Non è infatti possibile pensare alla digitalizzazione come qualcosa di futuro, o lontano. I diversi tasselli di un disegno avviato nel 2023 stanno convergendo in un sistema sempre più coerente, fondato su una logica precisa e destinato a produrre effetti concreti sul lavoro quotidiano di tecnici, CAA e agricoltori.
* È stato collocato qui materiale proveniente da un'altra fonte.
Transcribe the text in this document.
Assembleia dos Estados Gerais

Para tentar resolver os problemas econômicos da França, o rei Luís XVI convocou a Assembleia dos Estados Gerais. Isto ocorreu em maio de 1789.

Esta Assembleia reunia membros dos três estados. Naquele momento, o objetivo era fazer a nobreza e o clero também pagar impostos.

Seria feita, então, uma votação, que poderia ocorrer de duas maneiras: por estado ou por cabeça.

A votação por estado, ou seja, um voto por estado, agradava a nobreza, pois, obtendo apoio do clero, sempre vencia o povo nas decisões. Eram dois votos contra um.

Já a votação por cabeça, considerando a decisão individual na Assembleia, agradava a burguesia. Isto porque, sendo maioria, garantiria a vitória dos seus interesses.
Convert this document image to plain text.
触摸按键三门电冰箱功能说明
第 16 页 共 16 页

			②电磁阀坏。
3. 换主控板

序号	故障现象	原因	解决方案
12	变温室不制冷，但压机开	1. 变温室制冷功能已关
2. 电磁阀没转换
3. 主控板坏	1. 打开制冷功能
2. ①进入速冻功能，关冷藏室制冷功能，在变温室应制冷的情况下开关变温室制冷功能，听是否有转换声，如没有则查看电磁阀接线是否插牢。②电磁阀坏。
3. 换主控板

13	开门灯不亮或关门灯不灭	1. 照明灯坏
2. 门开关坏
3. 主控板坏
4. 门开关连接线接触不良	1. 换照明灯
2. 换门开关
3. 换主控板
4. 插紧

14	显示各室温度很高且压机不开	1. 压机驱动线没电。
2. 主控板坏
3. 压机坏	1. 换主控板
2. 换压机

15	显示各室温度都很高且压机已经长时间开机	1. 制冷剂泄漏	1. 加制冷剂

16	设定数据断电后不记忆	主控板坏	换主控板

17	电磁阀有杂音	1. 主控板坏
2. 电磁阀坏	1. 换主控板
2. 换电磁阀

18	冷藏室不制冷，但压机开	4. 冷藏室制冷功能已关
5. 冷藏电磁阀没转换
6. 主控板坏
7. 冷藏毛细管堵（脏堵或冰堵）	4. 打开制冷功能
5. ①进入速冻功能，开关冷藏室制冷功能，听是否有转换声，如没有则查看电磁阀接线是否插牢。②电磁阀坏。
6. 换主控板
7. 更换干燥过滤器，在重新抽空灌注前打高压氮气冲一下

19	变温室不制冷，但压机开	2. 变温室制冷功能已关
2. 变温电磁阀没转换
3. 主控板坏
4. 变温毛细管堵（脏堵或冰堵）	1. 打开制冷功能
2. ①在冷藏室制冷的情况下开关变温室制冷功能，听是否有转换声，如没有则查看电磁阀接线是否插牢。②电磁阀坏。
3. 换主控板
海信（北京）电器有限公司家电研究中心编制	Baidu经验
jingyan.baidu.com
Da novembre 2026 entrerà in funzione un nuovo pacchetto di servizi: il monitoraggio preventivo del piano colturale, il fascicolo aziendale completamente dematerializzato, l’impiego strutturato delle fotografie georeferenziate tramite Agrifoto, la gestione automatizzata delle istanze di riesame e l’impiego dei droni nei controlli. Si tratta di misure che renderanno pienamente operativo il nuovo modello di gestione e verifica della PAC.
Di conseguenza, la domanda non è più quando arriverà la digitalizzazione, ma se il sistema sia davvero pronto a governarne le implicazioni operative.
Di seguito, una panoramica delle misure e dei servizi già attivi, di quelli in arrivo e delle ulteriori evoluzioni previste dal 2027 in avanti.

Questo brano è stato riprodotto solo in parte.